The reduction in property catastrophe reinsurance in the third quarter of 2012 relates to reduction in exposures where the pricing did not meet our profitability requirements. Casualty reinsurance gross written premiums for the quarter decreased by 8.5% year on year, due principally to the inclusion in the third quarter of 2011 of significant premium adjustments in respect of prior years and policy commutations.
The increase in other property is due to increased pro rata business and positive pricing momentum in catastrophe-exposed accounts and the reduction in premiums from specialty reinsurance is due to planned reductions in our structured risks business.
Losses and loss adjustment expenses. The loss ratio for the three months ended September 30, 2012 was 41.9% compared to 67.5% in the equivalent period in 2011. The decrease in the loss ratio is primarily attributable to the lack of catastrophe losses in the current quarter while the comparable quarter of 2011 experienced losses of $51.8 million due to deterioration in loss estimates for the Japanese earthquake and tsunami and deterioration in the U.S. storm loss estimates. There was a $10.3 million increase in prior year reserve releases from $11.7 million in the third quarter of 2011 to $22.0 million in the current period. Reserve releases for the quarter were mainly as a result of favorable development in the other property and specialty lines.
Further information relating to the movement of prior year reserves is found below under “Reserves for Losses and Loss Adjustment Expenses.”
Policy acquisition, general and administrative expenses. Policy acquisition expenses were $55.7 million for the three months ended September 30, 2012 equivalent to 19.9% of net premiums earned (2011 — $51.8 million or 18.5% of net premiums earned). The increase in the acquisition expense ratio is due to increased profit commission accruals in our specialty and casualty lines.
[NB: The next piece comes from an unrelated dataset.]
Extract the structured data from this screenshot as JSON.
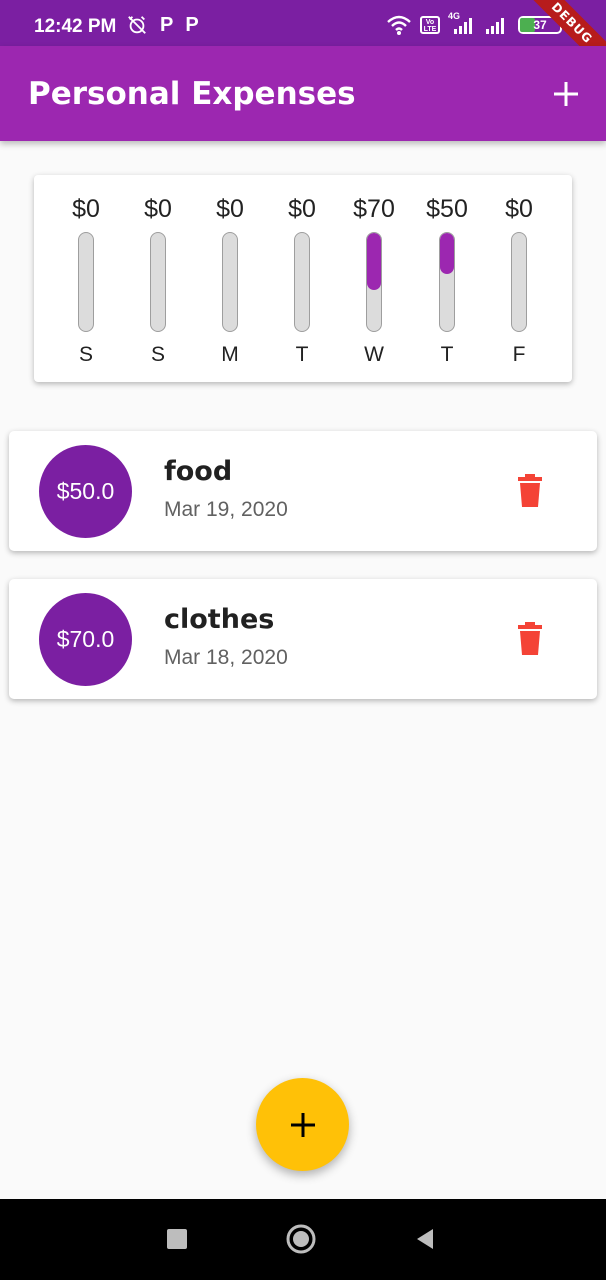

The increase in general and administrative expenses of $6.9 million compared to the third quarter of 2011 is mainly attributable to higher accrued performance-related compensation.
Insurance
Our insurance segment consists of property insurance, casualty insurance, marine, energy and transportation insurance and financial and professional lines insurance. For a more detailed description of this segment, see Part I, Item 1 “Business — Business Segment — Insurance” in the Company’s 2011 Annual Report on Form 10-K filed with the United States Securities and Exchange Commission.
Gross written premiums. Overall premiums increased by 36.2% to $298.9 million for the quarter from $219.5 million in the equivalent period in 2011.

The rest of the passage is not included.